Periodic reviews of designations

The Sanctions Bill provides for annual reviews of specific sanction regimes, and three-yearly reviews of individual designations:

  • Government must review sanctions regulations on an annual basis, the first review taking place one year after the date that the regulations are made. The Government must review whether the regulations are still appropriate for the purposes for which they were intended.
  • the designation of individual persons must be reviewed every three years, with an obligation on the Government to vary or revoke the designation where it no longer has reasonable grounds to suspect that the person is involved in a specified activity, and no longer considers it appropriate for that person to be designated, having regard to the purposes of the relevant regime.

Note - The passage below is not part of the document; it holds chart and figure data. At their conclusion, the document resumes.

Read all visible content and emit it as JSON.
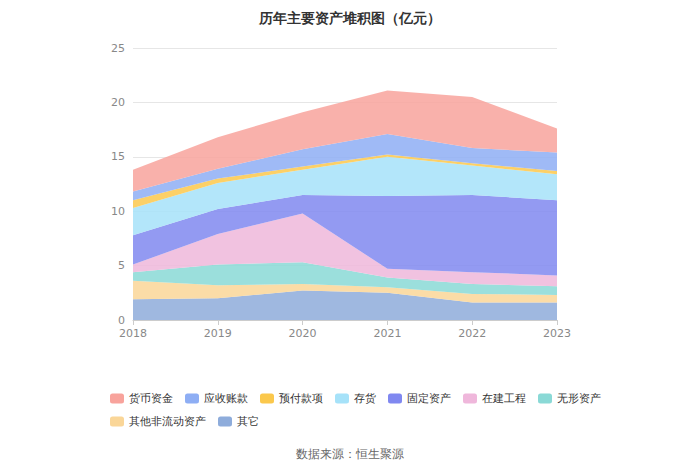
{
  "chart_data": {
    "type": "area",
    "title": "历年主要资产堆积图（亿元）",
    "annotations": [
      "数据来源：恒生聚源"
    ],
    "categories": [
      "2018",
      "2019",
      "2020",
      "2021",
      "2022",
      "2023"
    ],
    "stacked": true,
    "grid": true,
    "legend": "bottom",
    "ylim": [
      0,
      25
    ],
    "yticks": [
      0,
      5,
      10,
      15,
      20,
      25
    ],
    "series": [
      {
        "name": "货币资金",
        "color": "#f8a39c",
        "values": [
          2.0,
          2.9,
          3.4,
          4.0,
          4.7,
          2.2
        ]
      },
      {
        "name": "应收账款",
        "color": "#8eaef4",
        "values": [
          0.8,
          0.9,
          1.6,
          1.9,
          1.4,
          1.7
        ]
      },
      {
        "name": "预付款项",
        "color": "#fbc84c",
        "values": [
          0.7,
          0.4,
          0.3,
          0.2,
          0.2,
          0.3
        ]
      },
      {
        "name": "存货",
        "color": "#a6e2f9",
        "values": [
          2.5,
          2.4,
          2.3,
          3.6,
          2.7,
          2.4
        ]
      },
      {
        "name": "固定资产",
        "color": "#8088f0",
        "values": [
          2.7,
          2.3,
          1.7,
          6.7,
          7.1,
          6.9
        ]
      },
      {
        "name": "在建工程",
        "color": "#efb7db",
        "values": [
          0.7,
          2.8,
          4.5,
          0.8,
          1.1,
          1.0
        ]
      },
      {
        "name": "无形资产",
        "color": "#8ad9d6",
        "values": [
          0.8,
          1.9,
          2.0,
          0.9,
          0.9,
          0.8
        ]
      },
      {
        "name": "其他非流动资产",
        "color": "#fad698",
        "values": [
          1.7,
          1.2,
          0.6,
          0.5,
          0.8,
          0.7
        ]
      },
      {
        "name": "其它",
        "color": "#8eacdb",
        "values": [
          1.9,
          2.0,
          2.7,
          2.5,
          1.6,
          1.6
        ]
      }
    ]
  }
}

Representing the Labour Party, Lord Collins of Highbury's speech during the second reading debate provided an indication of the amendments that the Opposition may seek to make to the Sanctions Bill during Committee stage. These include amendments that would require the Government to carry out robust impact assessments that consider the humanitarian consequences of particular sanctions regimes, a statutory requirement to publish an annual report on sanctions implementation and greater Parliamentary scrutiny of the sanctions implementation process.

No short-term policy change

The Sanctions Bill is not primarily intended to create new sanctions policy in the UK. Rather, its core purpose is to ensure the UK's continued compliance with UN and other relevant international sanctions regimes. As such, the Sanctions Bill itself will not bring about major changes for companies with respect to their continued compliance with existing sanctions regimes. However, companies will need to update their policies and procedures to ensure that relevant counterparties are screened against the new standalone list of UK sanctions targets (in addition to any other relevant lists of designated person).

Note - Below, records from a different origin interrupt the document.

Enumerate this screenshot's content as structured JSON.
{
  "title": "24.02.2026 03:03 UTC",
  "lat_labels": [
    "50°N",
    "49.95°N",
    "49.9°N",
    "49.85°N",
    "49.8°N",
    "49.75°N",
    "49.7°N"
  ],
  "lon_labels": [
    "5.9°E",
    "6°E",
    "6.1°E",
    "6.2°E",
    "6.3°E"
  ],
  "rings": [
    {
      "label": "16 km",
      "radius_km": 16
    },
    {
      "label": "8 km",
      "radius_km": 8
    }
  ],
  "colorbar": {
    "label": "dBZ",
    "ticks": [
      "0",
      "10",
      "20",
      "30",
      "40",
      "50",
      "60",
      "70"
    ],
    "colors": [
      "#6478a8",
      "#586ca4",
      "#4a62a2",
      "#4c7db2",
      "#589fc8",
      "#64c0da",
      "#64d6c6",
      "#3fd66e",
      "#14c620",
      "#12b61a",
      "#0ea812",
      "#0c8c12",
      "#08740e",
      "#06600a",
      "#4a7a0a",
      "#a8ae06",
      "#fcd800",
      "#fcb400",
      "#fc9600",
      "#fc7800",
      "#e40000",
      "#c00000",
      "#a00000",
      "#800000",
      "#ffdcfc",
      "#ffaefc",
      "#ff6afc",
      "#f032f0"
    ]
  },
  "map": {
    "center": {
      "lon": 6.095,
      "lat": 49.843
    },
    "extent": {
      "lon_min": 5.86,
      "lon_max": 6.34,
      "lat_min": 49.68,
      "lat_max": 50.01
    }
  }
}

Longer-term, questions remain as to whether the UK Government's sanctions policy will diverge from that of the EU and the UK's other international partners. Might there, for example, be occasions where the UK Government wishes to take a tougher stance on a particular regime, or conversely where the Government decides to soften certain restrictions in order to meet the UK's broader foreign policy objectives?

Any divergence between the content of UK and EU sanctions will create additional regulatory burdens for businesses operating in and with the UK, potentially putting UK businesses at a significant disadvantage against their EU competitors. Therefore, we would expect that, to a high degree, the UK Government will continue to coordinate its sanctions policy with the EU. In his speech opening the second reading debate, Minister of State Lord Ahmad of Wimbledon reiterated this stance. Lord Ahmad stated that "multiple divergent sanction regimes can raise compliance costs for business". As such, "in designing and implementing future UK sanctions, [the Government] will, wherever possible, work closely with the EU, the United States and other international partners to ensure maximum alignment and to reduce the impact on business". However, Lord Ahmad conceded that it was too early to speculate on the exact form that future UK-EU collaboration on sanctions policy will take post-Brexit.

Notwithstanding the UK Government's stated position at the present time, businesses should remain alert to the possibility of future divergence between sanctions imposed by the UK and its international partners. The Government has accepted that, once the UK's sanctions policy is governed by a new domestic Sanctions Act, such divergence is a legal possibility and as such cannot be ruled out.